Ich willigte ein, schließlich musste ich für das nächste Mal mit Luno üben! Also spielten wir Schach. Doch schon während der ersten Partie bemerkte ich, dass Astor eine Niete in Schach war und ich mich darum nicht verbessern konnte, indem ich mit ihm spiele. Darum machten wir uns den Rest des Tages lieber auf die Suche nach Informationen über Pinienträne. Astor führte mich zu den letzten vertrauenswürdigen Hortensern, die er kannte, doch leider erfuhren wir wieder nichts Neues. Die kalte Nacht, die folgte, verbrachte Astor erneut damit, mich mit komischen Fragen zu durchlöchern.

Am nächsten Tag, als wir wieder am großen Platz vor dem Steinhaus in der Mitte des Dorfes mit den Kindern spielten, kam Luno dann erneut dazu. „In Ordnung, Lilly, ich bin wieder so weit, mit dir um einen Einsatz zu spielen“, verkündete er mir. „Aber wenn ich gewinne, musst du danach mit mir noch eine Partie Schach ohne Einsatz spielen.“

„Geht klar!“, willigte ich sofort ein... und verlor beide Partien. Jedoch hatte mir das zweite Spiel, wenn ich ehrlich war, sogar Spaß gemacht. Astor war bereits nach der ersten Partie gegangen, also wäre ich allein gewesen, wäre Luno nicht geblieben und hätte mir noch ein weiteres Denkspiel, welches bei ihnen Matik genannt wird, erklärt. Es war nicht sehr kompliziert zu verstehen, dafür aber ziemlich schwer zu gewinnen.

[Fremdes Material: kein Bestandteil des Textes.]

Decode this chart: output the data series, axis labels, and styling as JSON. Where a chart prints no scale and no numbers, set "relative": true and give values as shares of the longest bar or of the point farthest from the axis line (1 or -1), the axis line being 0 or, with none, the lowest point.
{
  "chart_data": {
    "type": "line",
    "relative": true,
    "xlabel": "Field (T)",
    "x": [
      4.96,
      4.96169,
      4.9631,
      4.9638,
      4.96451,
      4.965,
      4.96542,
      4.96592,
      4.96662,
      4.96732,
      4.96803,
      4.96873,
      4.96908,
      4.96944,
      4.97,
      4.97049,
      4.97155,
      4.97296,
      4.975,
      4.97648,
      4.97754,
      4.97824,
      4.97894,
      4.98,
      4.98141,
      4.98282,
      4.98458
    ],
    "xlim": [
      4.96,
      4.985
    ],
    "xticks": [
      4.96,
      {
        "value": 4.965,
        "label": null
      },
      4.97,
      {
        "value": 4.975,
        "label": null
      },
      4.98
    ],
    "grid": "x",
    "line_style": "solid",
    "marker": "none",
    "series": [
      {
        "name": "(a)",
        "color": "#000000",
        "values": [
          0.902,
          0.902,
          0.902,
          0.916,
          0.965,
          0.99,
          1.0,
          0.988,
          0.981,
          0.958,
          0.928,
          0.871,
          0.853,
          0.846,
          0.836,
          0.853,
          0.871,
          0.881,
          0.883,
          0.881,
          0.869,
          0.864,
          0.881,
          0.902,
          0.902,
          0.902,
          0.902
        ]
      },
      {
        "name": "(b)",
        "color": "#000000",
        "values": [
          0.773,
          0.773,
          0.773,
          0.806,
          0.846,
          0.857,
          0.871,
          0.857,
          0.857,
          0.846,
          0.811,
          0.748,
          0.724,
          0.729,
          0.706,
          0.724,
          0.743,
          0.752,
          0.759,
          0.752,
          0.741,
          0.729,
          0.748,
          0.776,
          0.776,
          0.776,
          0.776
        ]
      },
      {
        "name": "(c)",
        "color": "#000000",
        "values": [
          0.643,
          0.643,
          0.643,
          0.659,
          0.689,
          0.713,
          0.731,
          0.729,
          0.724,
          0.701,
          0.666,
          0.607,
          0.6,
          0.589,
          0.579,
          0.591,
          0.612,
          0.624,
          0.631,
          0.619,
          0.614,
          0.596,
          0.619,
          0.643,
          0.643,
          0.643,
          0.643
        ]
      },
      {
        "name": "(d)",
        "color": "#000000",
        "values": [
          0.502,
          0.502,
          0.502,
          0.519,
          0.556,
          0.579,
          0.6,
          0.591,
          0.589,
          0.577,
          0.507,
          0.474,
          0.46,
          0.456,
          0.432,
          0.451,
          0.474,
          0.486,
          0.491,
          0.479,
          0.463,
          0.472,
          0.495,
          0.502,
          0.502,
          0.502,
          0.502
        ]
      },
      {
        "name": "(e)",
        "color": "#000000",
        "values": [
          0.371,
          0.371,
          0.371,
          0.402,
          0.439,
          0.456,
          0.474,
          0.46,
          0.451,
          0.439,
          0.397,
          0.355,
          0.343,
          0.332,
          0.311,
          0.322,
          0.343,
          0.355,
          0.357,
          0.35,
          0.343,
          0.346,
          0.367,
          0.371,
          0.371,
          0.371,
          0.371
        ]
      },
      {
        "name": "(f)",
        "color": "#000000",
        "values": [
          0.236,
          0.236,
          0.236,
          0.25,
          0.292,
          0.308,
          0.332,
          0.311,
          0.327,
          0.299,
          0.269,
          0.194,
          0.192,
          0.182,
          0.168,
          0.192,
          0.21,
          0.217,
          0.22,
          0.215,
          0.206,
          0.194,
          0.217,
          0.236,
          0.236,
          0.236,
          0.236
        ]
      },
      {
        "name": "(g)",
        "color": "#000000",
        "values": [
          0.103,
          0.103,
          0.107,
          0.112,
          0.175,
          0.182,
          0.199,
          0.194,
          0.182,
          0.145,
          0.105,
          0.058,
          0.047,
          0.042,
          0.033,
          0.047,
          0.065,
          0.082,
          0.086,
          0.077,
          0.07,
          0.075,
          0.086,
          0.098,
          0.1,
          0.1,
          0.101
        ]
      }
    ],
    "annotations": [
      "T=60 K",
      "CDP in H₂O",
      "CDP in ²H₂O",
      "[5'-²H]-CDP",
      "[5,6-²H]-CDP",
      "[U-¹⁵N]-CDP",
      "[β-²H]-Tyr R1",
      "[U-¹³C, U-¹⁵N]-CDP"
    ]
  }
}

Man brauchte dazu nur ein Blatt Papier und einen Stift. Dann malte man vier, aus Strichen bestehende Reihen, untereinander in Pyramidenform darauf. Ganz oben, in der ersten Reihe nur einen Strich, in der zweiten Reihe drei Striche, in der dritten Reihe fünf Striche und in der vierten Reine sieben Striche, also von Reihe zu Reihe abwärts immer zwei Striche mehr. Das war auch schon alles und das Spiel konnte beginnen. Abwechselnd streicht man nun in einer beliebigen Reihe immer so viele Striche durch, wie man will. Wer aber durch den Zug des anderen dazu gezwungen ist, den letzten Strich durchzustreichen, hat verloren.

Wir spielten eine Weile, wobei Luno immer gewann, dann tauchte Astor plötzlich wieder auf, um mich abzuholen. Irgendwie wäre ich gerne noch geblieben, um mit Luno zu spielen, doch das durfte ich mir natürlich nicht anmerken lassen, weder vor Astor, der Luno ja nicht ausstehen konnte, noch vor Luno, der wohl sonst glauben würde, ich hätte ihm verziehen, was er mir angetan hatte. Jedoch nahm ich mir vor, Matik zu üben, damit ich auf eine Herausforderung von Luno um einen Einsatz vorbereitet wäre.